# Match Pyramid

参考实现：

* [MatchPyramid-for-semantic-matching](https://github.com/ddddwy/MatchPyramid-for-semantic-matching/blob/master/match_pyramid.py)
* [MatchZoo](https://github.com/NTMC-Community/MatchZoo)

In [1]:
!pip install -i https://pypi.tuna.tsinghua.edu.cn/simple -q tensorflow==2.0.0a
    

In [2]:
import tensorflow as tf

tf.__version__

'2.0.0-alpha0'

In [25]:
config = {
    'query_max_len': 20,
    'doc_max_len': 100,
    'num_conv_layers': 2,
    'filters': [8, 16, 32],
    'kernel_size': [[5, 5], [3, 3], [3, 3]],
    'pool_size': [[2, 2], [2, 2], [2, 2]],
    'dropout': 0.5,
    'batch_size': 32,
    'vocab_size': 100,
    'embedding_size': 128,
}

In [45]:

def build_model(config):
    q_input = tf.keras.layers.Input(shape=(config['query_max_len'],), name='q_input')
    d_input = tf.keras.layers.Input(shape=(config['doc_max_len'],), name='d_input')
    
    embedding = tf.keras.layers.Embedding(config['vocab_size'], config['embedding_size'], name='embedding')
    
    q_embedding = embedding(q_input)
    d_embedding = embedding(d_input)
    
    #dot
    dot = tf.keras.layers.Dot(axes=-1, name='dot')([q_embedding, d_embedding])
    print('dot shape: ', dot.shape)
    matrix = tf.keras.layers.Reshape((config['query_max_len'], config['doc_max_len'], 1), name='matrix')(dot)
    print('matrix shape: ', matrix.shape)
    
    x = matrix
    for i in range(config['num_conv_layers']):
        x = tf.keras.layers.Conv2D(
            filters=config['filters'][i], 
            kernel_size=config['kernel_size'][i], 
            padding='same',
            activation='relu')(x)
        x = tf.keras.layers.MaxPooling2D(pool_size=tuple(config['pool_size'][i]))(x)
    
    flatten = tf.keras.layers.Flatten()(x)
    drop = tf.keras.layers.Dropout(config['dropout'])(flatten)
    dense = tf.keras.layers.Dense(32, activation='relu')(drop)
    out = tf.keras.layers.Dense(1, activation='sigmoid', name='out')(dense)
    
    model = tf.keras.Model(inputs=[q_input, d_input], outputs=[matrix, out])
    return model
                                                  

In [47]:

model = build_model(config)

model.summary()

model.compile(loss={'out': 'binary_crossentropy'}, optimizer='sgd')

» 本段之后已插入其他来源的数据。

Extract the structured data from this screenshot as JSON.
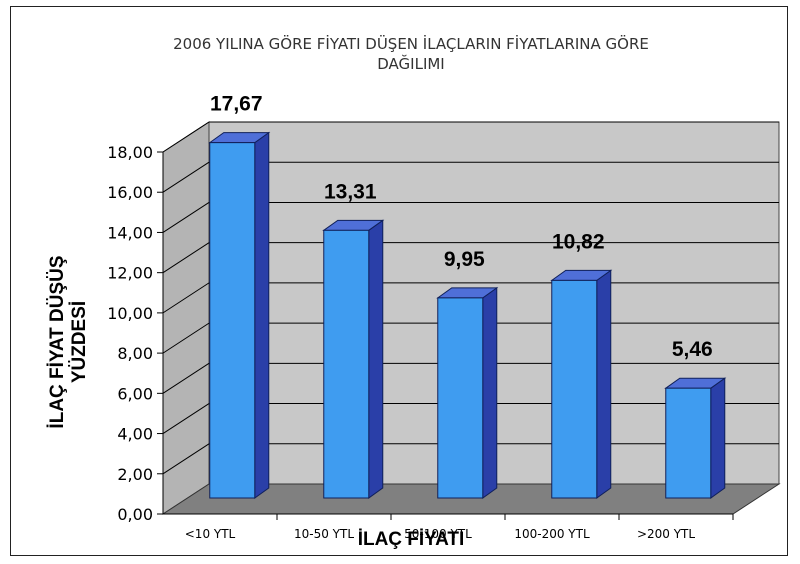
{
  "chart_data": {
    "type": "bar",
    "title_line1": "2006 YILINA GÖRE FİYATI DÜŞEN İLAÇLARIN FİYATLARINA GÖRE",
    "title_line2": "DAĞILIMI",
    "xlabel": "İLAÇ FİYATI",
    "ylabel_line1": "İLAÇ FİYAT DÜŞÜŞ",
    "ylabel_line2": "YÜZDESİ",
    "categories": [
      "<10 YTL",
      "10-50 YTL",
      "50-100 YTL",
      "100-200 YTL",
      ">200 YTL"
    ],
    "values": [
      17.67,
      13.31,
      9.95,
      10.82,
      5.46
    ],
    "value_labels": [
      "17,67",
      "13,31",
      "9,95",
      "10,82",
      "5,46"
    ],
    "ylim": [
      0,
      18
    ],
    "yticks": [
      "0,00",
      "2,00",
      "4,00",
      "6,00",
      "8,00",
      "10,00",
      "12,00",
      "14,00",
      "16,00",
      "18,00"
    ],
    "grid": true,
    "legend": "none",
    "colors": {
      "bar_front": "#3f9cf0",
      "bar_side": "#2a3fa8",
      "bar_top": "#4f6fd8",
      "back_wall": "#c8c8c8",
      "side_wall": "#b4b4b4",
      "floor": "#808080",
      "gridline": "#000000"
    }
  }
}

W0508 17:10:30.348741 140249640052544 training_utils.py:1152] Output matrix missing from loss dictionary. We assume this was done on purpose. The fit and evaluate APIs will not be expecting any data to be passed to matrix.


dot shape:  (None, 20, 100)
matrix shape:  (None, 20, 100, 1)
Model: "model_7"
__________________________________________________________________________________________________
Layer (type)                    Output Shape         Param #     Connected to                     
q_input (InputLayer)            [(None, 20)]         0                                            
__________________________________________________________________________________________________
d_input (InputLayer)            [(None, 100)]        0                                            
__________________________________________________________________________________________________
embedding (Embedding)           multiple             12800       q_input[0][0]                    
                                                                 d_input[0][0]                    
__________________________________________________________________________________________________
dot (Dot)                     

In [43]:
from tensorflow.python.ops import lookup_ops

query_vocab_file = ''
doc_vocab_file = ''

query_str2id = lookup_ops.index_table_from_file(query_vocab_file, default_value=0)
query_id2str = lookup_ops.index_to_string_table_from_file(query_vocab_file, default_value='unk')
doc_str2id = lookup_ops.index_table_from_file(doc_vocab_file, default_value=0)
doc_id2str = lookup_ops.index_to_string_table_from_file(doc_vocab_file, default_value='unk')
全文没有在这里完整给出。